Autologous shipments — The timing and duration these shipments will vary based on patient location. Both the raw materials and the high value finished CGT therapy are irreplaceable. Ensuring that the courier arrives at the collection site with a best-in-class, pre-conditioned shipping container already on hand will save precious time.

Allogeneic shipments — These shipment times will also vary as they are generally distributed to multiple locations. Longer distances will require more time and possibly a “layover” to accommodate transport schedules. These shipments need a container with shipping delay protection.

#3 Are any special handling requirements required?

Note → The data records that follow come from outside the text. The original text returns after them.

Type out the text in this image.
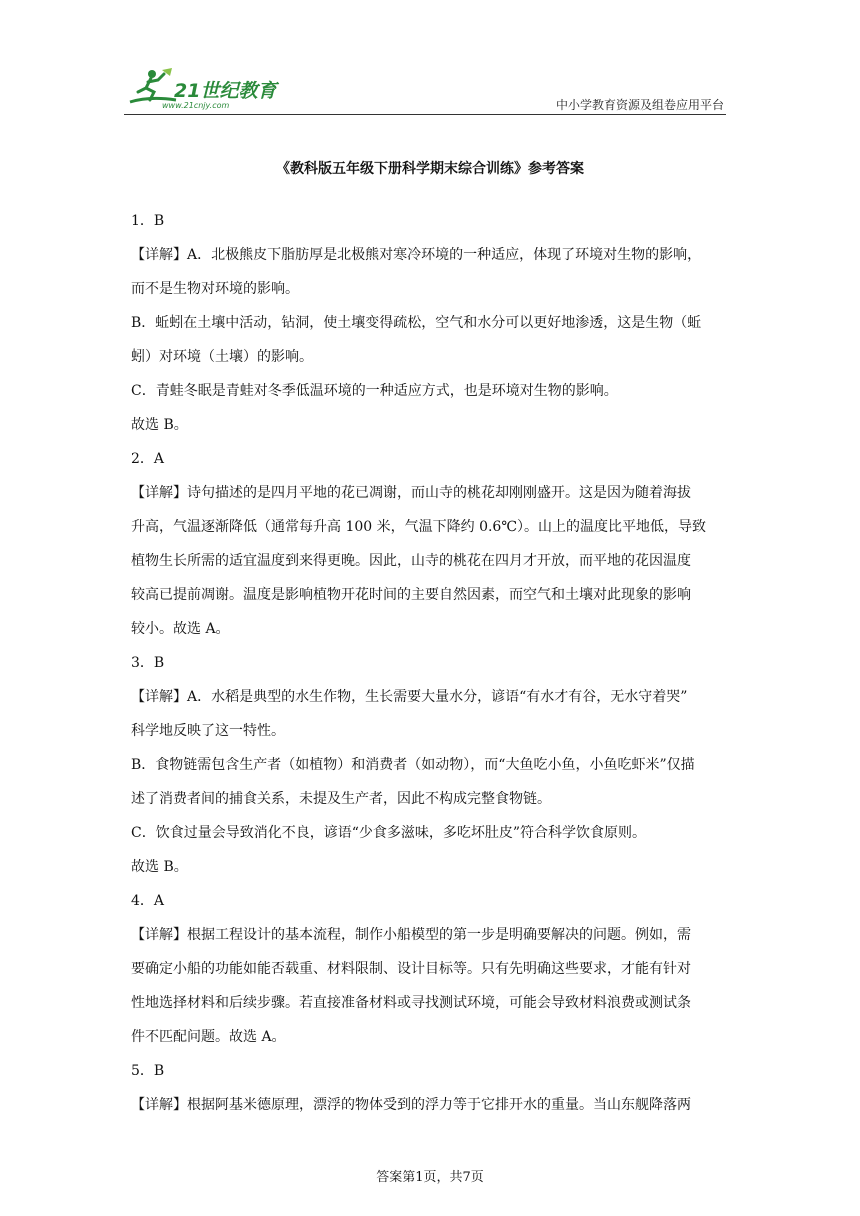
21世纪教育
www.21cnjy.com	中小学教育资源及组卷应用平台
《教科版五年级下册科学期末综合训练》参考答案

1．B

【详解】A．北极熊皮下脂肪厚是北极熊对寒冷环境的一种适应，体现了环境对生物的影响，

而不是生物对环境的影响。

B．蚯蚓在土壤中活动，钻洞，使土壤变得疏松，空气和水分可以更好地渗透，这是生物（蚯

蚓）对环境（土壤）的影响。

C．青蛙冬眠是青蛙对冬季低温环境的一种适应方式，也是环境对生物的影响。

故选 B。

2．A

【详解】诗句描述的是四月平地的花已凋谢，而山寺的桃花却刚刚盛开。这是因为随着海拔

升高，气温逐渐降低（通常每升高 100 米，气温下降约 0.6℃）。山上的温度比平地低，导致

植物生长所需的适宜温度到来得更晚。因此，山寺的桃花在四月才开放，而平地的花因温度

较高已提前凋谢。温度是影响植物开花时间的主要自然因素，而空气和土壤对此现象的影响

较小。故选 A。

3．B

【详解】A．水稻是典型的水生作物，生长需要大量水分，谚语“有水才有谷，无水守着哭”

科学地反映了这一特性。

B．食物链需包含生产者（如植物）和消费者（如动物），而“大鱼吃小鱼，小鱼吃虾米”仅描

述了消费者间的捕食关系，未提及生产者，因此不构成完整食物链。

C．饮食过量会导致消化不良，谚语“少食多滋味，多吃坏肚皮”符合科学饮食原则。

故选 B。

4．A

【详解】根据工程设计的基本流程，制作小船模型的第一步是明确要解决的问题。例如，需

要确定小船的功能如能否载重、材料限制、设计目标等。只有先明确这些要求，才能有针对

性地选择材料和后续步骤。若直接准备材料或寻找测试环境，可能会导致材料浪费或测试条

件不匹配问题。故选 A。

5．B

【详解】根据阿基米德原理，漂浮的物体受到的浮力等于它排开水的重量。当山东舰降落两

答案第1页，共7页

Failures at any step in this highly coordinated delivery process can have serious clinical consequences for the patient and significant financial consequences for the biopharmaceutical company. During your due diligence effort, this brief checklist can help ensure that you select a container with the necessary design capabilities:

  1. Are chain-of-custody checks required? The most reliable thermal shippers are those that have end-to-end tracking capabilities with real-time visibility into the shipment’s location and condition.
  2. Who will be packing the container at the collection site and at the CGT manufacturing site? Because this will rarely be the same person, a holistic packaging design is important. This is a foolproof design that uses intuitive engineering simple enough to ensure error-free use.
  3. Will the thermal shipper need to act as a temporary frozen storage unit for any duration along the route? Refrigerator or freezer capacity at interim points along the route is an important consideration in container selection. Your thermal shipper should have shipping delay protection to ensure the product remains in the required setpoint temperature range at all times.
  4. Does the container have adequate monitoring and tracking devices? The range of tracking devices that can fit inside the container are vast and can capture and convey real-time data related to temperature, shock and vibration, location, geofencing and more. Understanding where you need continuous visibility is essential for overall risk mitigation.
  5. Is open- and closed-lid tracking required? For high-value, temperature-sensitive CGT products, every time the shipping container lid is opened (and how long it stays open), creates risk for temperature excursions or potential theft. Securing thermal packaging with real-time tracking and alerts for lid opening and closing helps to eliminate these risks. Container suppliers who offer this type of tracking should also carry out thermal testing and risk modeling for various open-lid and delayed-transit scenarios to ensure optimal performance.